Wall Street Journal | Thursday, May 29, 2014

As part of Operation Chokepoint, U.S. officials have opened at least 15 civil and criminal investigations against banks and other payment-processing firms, according to newly released Justice Department documents. Operation Chokepoint, a Justice Department investigation into whether payment-processers helped enable fraudulent activity, has been criticized for punishing good actors along with the bad. Republicans say the government has pressured banks to stop handling payments for merchants deemed as high risk, including gun dealers, short-term lenders and credit-repair programs. Emily Pierce, a Justice Department spokeswoman, said banks are breaking U.S. law if they knowingly process illegal transactions or are "willfully ignorant" of fraud. 

Consumerist | Thursday, May 29, 2014

A U.S. Supreme Court decision in a Native American tribe’s casino case could stop online payday lenders that attempt to circumvent state laws by claiming affiliation with Native American tribes. The Court decided the case of Michigan v. Bay Mills Indian Community in favor of the tribe, which argued that the state could not sue the tribe directly for its off-reservation gambling activities. But the Court took the opportunity to sanction other avenues for restricting illegal off-reservation activities, including filing lawsuits against individual tribal officials and employees. Consumer advocates are optimistic that the ruling will provide an unambiguous method for states to take legal action against the lenders.

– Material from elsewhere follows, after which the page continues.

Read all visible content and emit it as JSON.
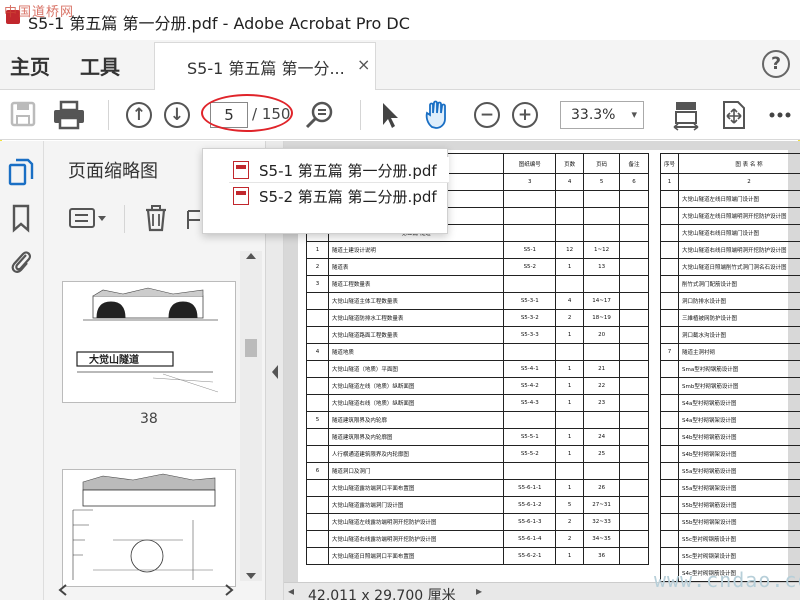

Virginia Community Capital | Wednesday, May 28, 2014

Virginia Community Capital has released an annual report covering the impact of their lending over the past year. The bank's lending was up 19% in 2013 and $61 million in new loans were approved. Also included in the report: How VCC helped construction firm J.R. Caskey Grading & Excavation withstand the recession; a renovation project which converted Lynchburg, Virginia's aging Armstrong Elementary School into new affordable housing; the modernization of a struggling medical facility in Patrick County, Virginia; and financing for Classic Creations screen printing company's new factory.